Symptom	Likely Cause	Fix
Wrong global p99	Averaged quantiles	Switch to Histogram

The Cardinality Monster

Let me tell you about the monster that has brought down more Prometheus instances than any other: cardinality.

Cardinality is the number of unique time series in your system. And it can explode faster than you think.

How Cardinality Explodes

Every unique combination of labels creates a new time series:

1 metric × 5 methods × 10 status codes × 100 endpoints × 50 instances
= 250,000 time series from ONE metric

Labels That Will Destroy Your Prometheus

Never use these as labels:

Label Type	Example	Why It's Bad
User IDs	`user_id="12345"`	Millions of values
Request IDs	`request_id="abc-123"`	One per request
Timestamps	`timestamp="2024-01-01"`	Infinite growth
IP addresses	`client_ip="192.168.1.1"`	Thousands of values
Session tokens	`session="..."`	One per session
Error messages	`error="Connection refused..."`	Unbounded strings

Detecting the Monster

# How bad is it? Count all series.
count({__name__!=""})

# Find the offenders
topk(10, count by (__name__) ({__name__!=""}))

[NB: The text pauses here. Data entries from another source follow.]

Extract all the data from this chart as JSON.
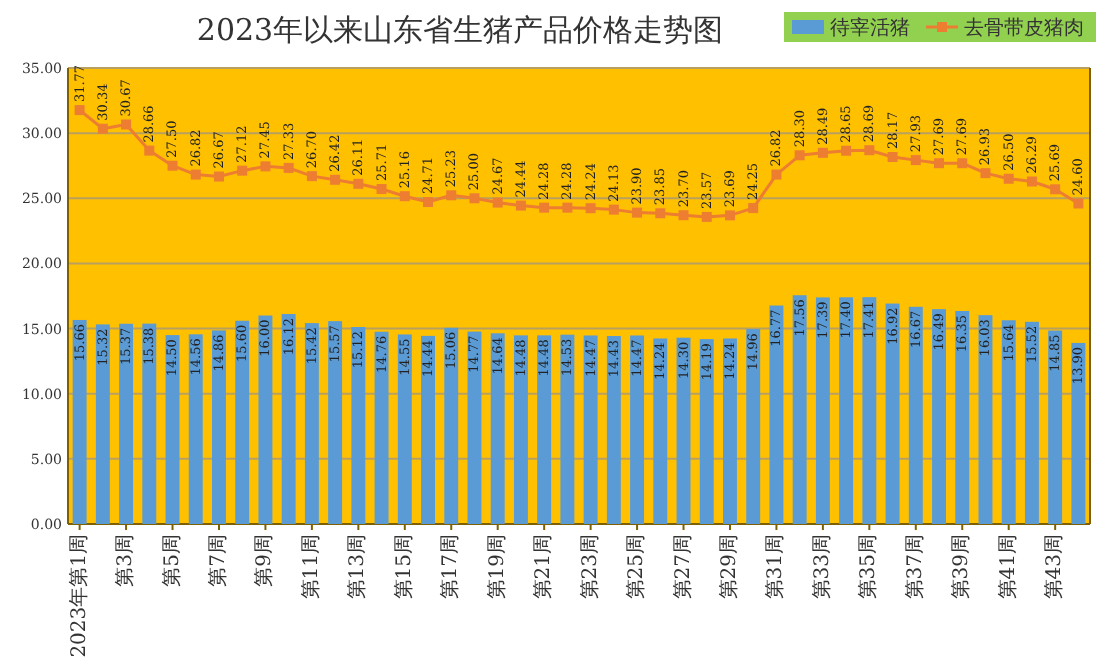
{
  "chart_data": {
    "type": "bar",
    "title": "2023年以来山东省生猪产品价格走势图",
    "categories": [
      "2023年第1周",
      null,
      "第3周",
      null,
      "第5周",
      null,
      "第7周",
      null,
      "第9周",
      null,
      "第11周",
      null,
      "第13周",
      null,
      "第15周",
      null,
      "第17周",
      null,
      "第19周",
      null,
      "第21周",
      null,
      "第23周",
      null,
      "第25周",
      null,
      "第27周",
      null,
      "第29周",
      null,
      "第31周",
      null,
      "第33周",
      null,
      "第35周",
      null,
      "第37周",
      null,
      "第39周",
      null,
      "第41周",
      null,
      "第43周",
      null
    ],
    "series": [
      {
        "name": "待宰活猪",
        "color": "#5b9bd5",
        "values": [
          15.66,
          15.32,
          15.37,
          15.38,
          14.5,
          14.56,
          14.86,
          15.6,
          16.0,
          16.12,
          15.42,
          15.57,
          15.12,
          14.76,
          14.55,
          14.44,
          15.06,
          14.77,
          14.64,
          14.48,
          14.48,
          14.53,
          14.47,
          14.43,
          14.47,
          14.24,
          14.3,
          14.19,
          14.24,
          14.96,
          16.77,
          17.56,
          17.39,
          17.4,
          17.41,
          16.92,
          16.67,
          16.49,
          16.35,
          16.03,
          15.64,
          15.52,
          14.85,
          13.9
        ],
        "value_labels": [
          "15.66",
          "15.32",
          "15.37",
          "15.38",
          "14.50",
          "14.56",
          "14.86",
          "15.60",
          "16.00",
          "16.12",
          "15.42",
          "15.57",
          "15.12",
          "14.76",
          "14.55",
          "14.44",
          "15.06",
          "14.77",
          "14.64",
          "14.48",
          "14.48",
          "14.53",
          "14.47",
          "14.43",
          "14.47",
          "14.24",
          "14.30",
          "14.19",
          "14.24",
          "14.96",
          "16.77",
          "17.56",
          "17.39",
          "17.40",
          "17.41",
          "16.92",
          "16.67",
          "16.49",
          "16.35",
          "16.03",
          "15.64",
          "15.52",
          "14.85",
          "13.90"
        ]
      },
      {
        "name": "去骨带皮猪肉",
        "type": "line",
        "color": "#ed7d31",
        "marker": "square",
        "values": [
          31.77,
          30.34,
          30.67,
          28.66,
          27.5,
          26.82,
          26.67,
          27.12,
          27.45,
          27.33,
          26.7,
          26.42,
          26.11,
          25.71,
          25.16,
          24.71,
          25.23,
          25.0,
          24.67,
          24.44,
          24.28,
          24.28,
          24.24,
          24.13,
          23.9,
          23.85,
          23.7,
          23.57,
          23.69,
          24.25,
          26.82,
          28.3,
          28.49,
          28.65,
          28.69,
          28.17,
          27.93,
          27.69,
          27.69,
          26.93,
          26.5,
          26.29,
          25.69,
          24.6
        ],
        "value_labels": [
          "31.77",
          "30.34",
          "30.67",
          "28.66",
          "27.50",
          "26.82",
          "26.67",
          "27.12",
          "27.45",
          "27.33",
          "26.70",
          "26.42",
          "26.11",
          "25.71",
          "25.16",
          "24.71",
          "25.23",
          "25.00",
          "24.67",
          "24.44",
          "24.28",
          "24.28",
          "24.24",
          "24.13",
          "23.90",
          "23.85",
          "23.70",
          "23.57",
          "23.69",
          "24.25",
          "26.82",
          "28.30",
          "28.49",
          "28.65",
          "28.69",
          "28.17",
          "27.93",
          "27.69",
          "27.69",
          "26.93",
          "26.50",
          "26.29",
          "25.69",
          "24.60"
        ]
      }
    ],
    "ylim": [
      0,
      35
    ],
    "yticks": [
      {
        "value": 0,
        "label": "0.00"
      },
      {
        "value": 5,
        "label": "5.00"
      },
      {
        "value": 10,
        "label": "10.00"
      },
      {
        "value": 15,
        "label": "15.00"
      },
      {
        "value": 20,
        "label": "20.00"
      },
      {
        "value": 25,
        "label": "25.00"
      },
      {
        "value": 30,
        "label": "30.00"
      },
      {
        "value": 35,
        "label": "35.00"
      }
    ],
    "grid": "y",
    "legend": "top right",
    "line_style": "solid"
  }
}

# Check per-label cardinality
count by (endpoint) (http_requests_total)

Cardinality Guidelines

Level	Series Count	Action
🟢 Low	Under 1,000	You're fine
🟡 Moderate	1K - 10K	Monitor it
🟠 High	10K - 100K	Investigate
🔴 Critical	Over 100K	Fix immediately

Best Practices

Do These Things

Always use rate() with counters - Raw values are useless
Set rate window to 2-4x scrape interval - Ensures enough data points
Include le in your by clause before histogram_quantile()
Use histograms for percentiles - They aggregate correctly
Add for duration to alerts - Prevents flapping
Define bucket boundaries based on SLOs - Know what matters

Avoid These Mistakes

Averaging summary quantiles - Mathematically wrong
Using irate() for alerting - Too volatile
Alerting on raw gauge spikes - Use for duration
High cardinality labels - They'll kill your Prometheus
avg_over_time(rate(...)) - Just use a larger rate window

References

Conclusion

So here we are. It's 4:15 AM, but you're no longer panicking.

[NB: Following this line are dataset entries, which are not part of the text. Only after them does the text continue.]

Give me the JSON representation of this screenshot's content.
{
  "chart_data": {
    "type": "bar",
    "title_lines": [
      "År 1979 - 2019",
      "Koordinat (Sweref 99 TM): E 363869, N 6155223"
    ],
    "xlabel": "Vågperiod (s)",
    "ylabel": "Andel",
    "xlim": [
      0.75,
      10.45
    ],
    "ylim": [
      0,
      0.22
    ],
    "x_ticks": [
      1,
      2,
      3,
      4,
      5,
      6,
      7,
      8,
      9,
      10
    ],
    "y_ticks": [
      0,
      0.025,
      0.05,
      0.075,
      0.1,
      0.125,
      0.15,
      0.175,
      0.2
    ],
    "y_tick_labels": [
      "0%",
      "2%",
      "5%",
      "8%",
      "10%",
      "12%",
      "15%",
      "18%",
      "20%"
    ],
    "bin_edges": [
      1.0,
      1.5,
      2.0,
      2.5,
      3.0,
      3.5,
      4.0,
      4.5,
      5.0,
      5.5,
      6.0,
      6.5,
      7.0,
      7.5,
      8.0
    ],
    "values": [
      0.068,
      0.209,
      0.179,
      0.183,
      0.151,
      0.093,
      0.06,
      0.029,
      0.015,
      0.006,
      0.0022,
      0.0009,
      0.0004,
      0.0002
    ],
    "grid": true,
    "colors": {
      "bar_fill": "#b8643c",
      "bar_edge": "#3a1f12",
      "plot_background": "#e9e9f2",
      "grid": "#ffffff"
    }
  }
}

You know that the Counter is your reliable bookkeeper, always tallying but never forgetting. You query her with rate().

You know that the Gauge is your live reporter, giving you the current state. Her raw values make sense.

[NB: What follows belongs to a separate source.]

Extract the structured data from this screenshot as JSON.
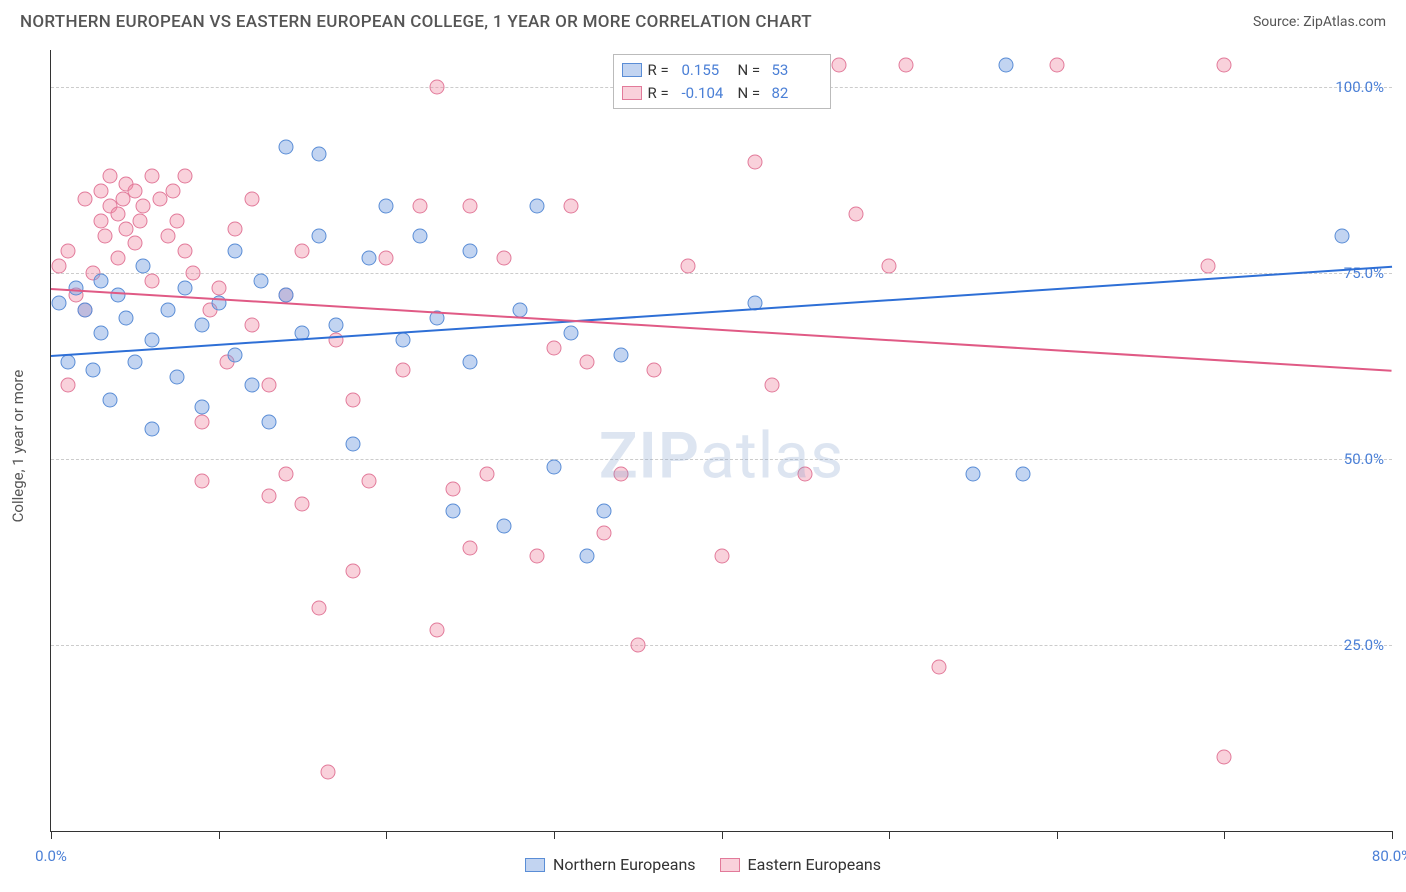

You know that the Histogram is your distribution detective, revealing the patterns in your latency. She aggregates correctly across all your pods.

And you know to be careful with the Summary, the solo performer who can't collaborate across instances.

Most importantly, you've learned to respect the Cardinality Monster and keep him caged.

The pager may buzz again. But next time, you'll know exactly what you're looking at.

Now go get some sleep. You've earned it.